LVMs | Prediction Guard

This page provides information on the Large Vision Models (LVMs) that are available in the Prediction Guard API. These multimodal models are designed for inference using text and images, and are used in the /chat/completions endpoint.

Models

Model Name	Type	Use Case	Context Length	More Info
Qwen2.5-VL-7B-Instruct	Vision Text Generation	Used for generating text from text and image inputs	16384	link

Model Descriptions

Qwen2.5-VL-7B-Instruct

This is a powerful vision-language model designed for complex multimodal understanding and instruction following. It excels at image, video, and document comprehension while maintaining strong capabilities in reasoning and code generation.

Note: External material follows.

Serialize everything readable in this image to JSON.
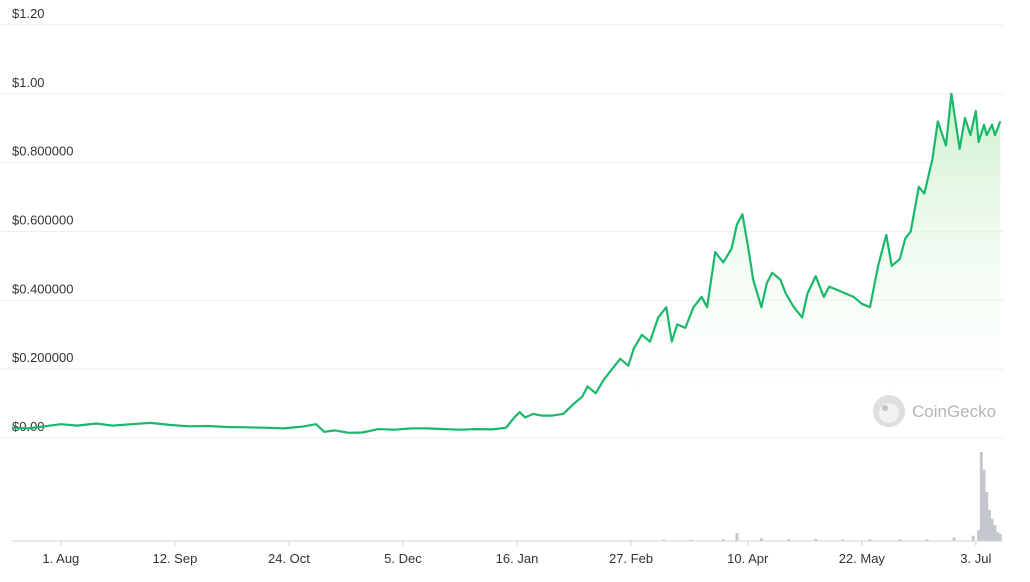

Type: Chat Use Case: Vision-Language Understanding, Instruction Following, Tool Use Prompt Format: ChatML

https://huggingface.co/Qwen/Qwen2.5-VL-7B-Instruct

Qwen2.5-VL is the latest generation in the Qwen series of vision-language models, offering major improvements in structured visual understanding, agentic tool use, and long-context video reasoning. The 32B instruction-tuned variant is optimized for following user intent across both textual and visual inputs. Key enhancements include advanced multimodal reasoning, dynamic tool use, visual localization, and the ability to generate structured outputs from documents, forms, and images. It also introduces robust capabilities in understanding and summarizing long videos—over an hour in length—with temporal alignment and event capture. Qwen2.5-VL-7B-Instruct is built on an optimized ViT-based vision encoder with enhancements like SwiGLU and RMSNorm, and dynamic resolution sampling for efficient video comprehension. The model supports reliable JSON outputs and coordinates for grounded visual tasks, making it suitable for enterprise and applied AI use cases across finance, commerce, and logistics.